I recently dined at the downtown DC cajun eatery, Acadiana, which ended up being, not only a memorable culinary experience, but a searing sweet childhood memory catalyst.
On a client lunch, I sat primly in the formal dining room, feeling natural in my business suit, easy amongst my companions (a group of Congressmen were seated nonchalantly beside us), and perfectly comfortable uttering menu items like "remoulade," "tarte à la bouillie," and "foi gras" (in both pronunciation and familiarity). All-in-all, a very "grown-up" experience.

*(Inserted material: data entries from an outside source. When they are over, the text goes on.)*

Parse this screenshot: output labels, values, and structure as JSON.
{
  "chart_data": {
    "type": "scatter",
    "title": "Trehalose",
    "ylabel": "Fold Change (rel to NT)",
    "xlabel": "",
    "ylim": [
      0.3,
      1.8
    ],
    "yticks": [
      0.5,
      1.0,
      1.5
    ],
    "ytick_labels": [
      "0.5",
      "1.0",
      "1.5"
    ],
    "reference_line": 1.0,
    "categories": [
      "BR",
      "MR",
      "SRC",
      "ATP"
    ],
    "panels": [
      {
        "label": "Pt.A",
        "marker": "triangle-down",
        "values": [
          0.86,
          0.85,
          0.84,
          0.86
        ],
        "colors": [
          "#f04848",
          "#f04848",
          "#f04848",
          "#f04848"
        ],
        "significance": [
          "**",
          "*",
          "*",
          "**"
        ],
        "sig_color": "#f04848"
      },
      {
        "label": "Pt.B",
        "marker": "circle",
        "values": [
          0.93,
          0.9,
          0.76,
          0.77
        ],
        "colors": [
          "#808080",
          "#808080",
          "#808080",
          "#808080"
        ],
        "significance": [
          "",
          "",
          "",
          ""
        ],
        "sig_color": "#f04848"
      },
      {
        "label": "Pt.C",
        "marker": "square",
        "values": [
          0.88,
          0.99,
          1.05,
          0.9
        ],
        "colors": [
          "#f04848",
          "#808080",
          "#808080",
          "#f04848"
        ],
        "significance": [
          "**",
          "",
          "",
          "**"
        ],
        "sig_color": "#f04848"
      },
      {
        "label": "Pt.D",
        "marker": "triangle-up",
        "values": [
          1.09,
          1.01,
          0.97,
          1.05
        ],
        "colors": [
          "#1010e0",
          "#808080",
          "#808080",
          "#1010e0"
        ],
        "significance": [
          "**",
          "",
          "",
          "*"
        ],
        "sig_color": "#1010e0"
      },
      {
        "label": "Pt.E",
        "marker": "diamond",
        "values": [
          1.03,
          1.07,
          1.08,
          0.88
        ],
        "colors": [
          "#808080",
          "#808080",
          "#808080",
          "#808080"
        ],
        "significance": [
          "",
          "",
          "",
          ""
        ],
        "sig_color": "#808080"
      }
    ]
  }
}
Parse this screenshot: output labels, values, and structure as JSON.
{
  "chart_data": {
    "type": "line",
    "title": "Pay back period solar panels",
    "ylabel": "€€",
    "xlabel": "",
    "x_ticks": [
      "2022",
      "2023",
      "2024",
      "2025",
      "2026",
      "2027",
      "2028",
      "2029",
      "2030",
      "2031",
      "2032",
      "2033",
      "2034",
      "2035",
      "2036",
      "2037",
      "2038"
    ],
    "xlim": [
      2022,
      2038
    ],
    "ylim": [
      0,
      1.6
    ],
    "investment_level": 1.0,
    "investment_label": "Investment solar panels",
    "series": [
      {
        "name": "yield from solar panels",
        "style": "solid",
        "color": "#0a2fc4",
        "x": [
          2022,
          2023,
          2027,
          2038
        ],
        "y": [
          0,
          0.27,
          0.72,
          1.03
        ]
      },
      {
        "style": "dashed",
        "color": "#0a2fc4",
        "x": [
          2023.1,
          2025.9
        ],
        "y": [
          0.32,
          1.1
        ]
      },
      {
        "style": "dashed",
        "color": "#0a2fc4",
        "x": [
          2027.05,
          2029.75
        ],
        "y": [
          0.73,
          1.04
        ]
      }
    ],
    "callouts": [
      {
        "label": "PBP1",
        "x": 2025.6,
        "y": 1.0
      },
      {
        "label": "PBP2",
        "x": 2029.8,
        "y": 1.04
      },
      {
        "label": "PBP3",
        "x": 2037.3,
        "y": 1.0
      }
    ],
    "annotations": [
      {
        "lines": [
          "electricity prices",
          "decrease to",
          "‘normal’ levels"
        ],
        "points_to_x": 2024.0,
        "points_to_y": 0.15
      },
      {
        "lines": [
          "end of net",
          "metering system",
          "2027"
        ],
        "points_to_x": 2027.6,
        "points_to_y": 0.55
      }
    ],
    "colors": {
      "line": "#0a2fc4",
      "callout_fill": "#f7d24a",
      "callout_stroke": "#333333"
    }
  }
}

Then, as I was perusing the menu -- just prior to selecting the best shrimp and grits I've ever had -- I stumbled across the "Natchitoches meat pies." My decidedly adult moment was washed over by a flash flood of early memories of my maternal grandmother, a grand old cajun lady from Natchitoches, Louisiana -- Granny Lu (derived from "Lula," familiar for "Lavesta").
Although she died when I was young, I vividly remember Granny Lu and her intoxicating blend of southern charm and hard-earned eccentricity. Her house carried the heavy aroma of the township's famous meat pies in the morning, and the scorched sugar scent of pralines in the afternoon.
During our summer stays in Natchitoches, I'd spend my days with my southern cousins, foraging through the waist-high grass of Granny Lu's yard: a tangled habitat for fiberglass deer and other species of plastic lawn wildlife, a beguiling bayou for adventurous kids. The scent of my dad's shameless vacation cigars mingled with the tangible heat of the Louisiana summer and my mother's rediscovered drawl would roll across the yard from the porch, where the grown-up's traded old stories and easy laughter.
Nights were more enchanting. Being the only granddaughter, Granny Lu bestowed on me the distinct honor of sharing her great big bed with the special satin sheets and the late-night tales. Long after the parents and cousins and siblings and aunts and uncles were dozing soundly, recharging for another day of slow-like honey fun, Granny Lu would divulge the sacred stories of her girlhood -- misadventures of when she, like me!, was all stumbling alacrity and awestruck by that which surrounded her.
Now that I am a good bit older, a lot wiser, and a little sadder, those memories -- hers and mine -- are carefully stowed, so sharp I can smell the meat pies, so tangible I can feel the slip of satin and the scratch of grass. Even if it takes a piece of my tidy adulthood to stir the stories and bring the best ones, once again, to the surface of remembrance.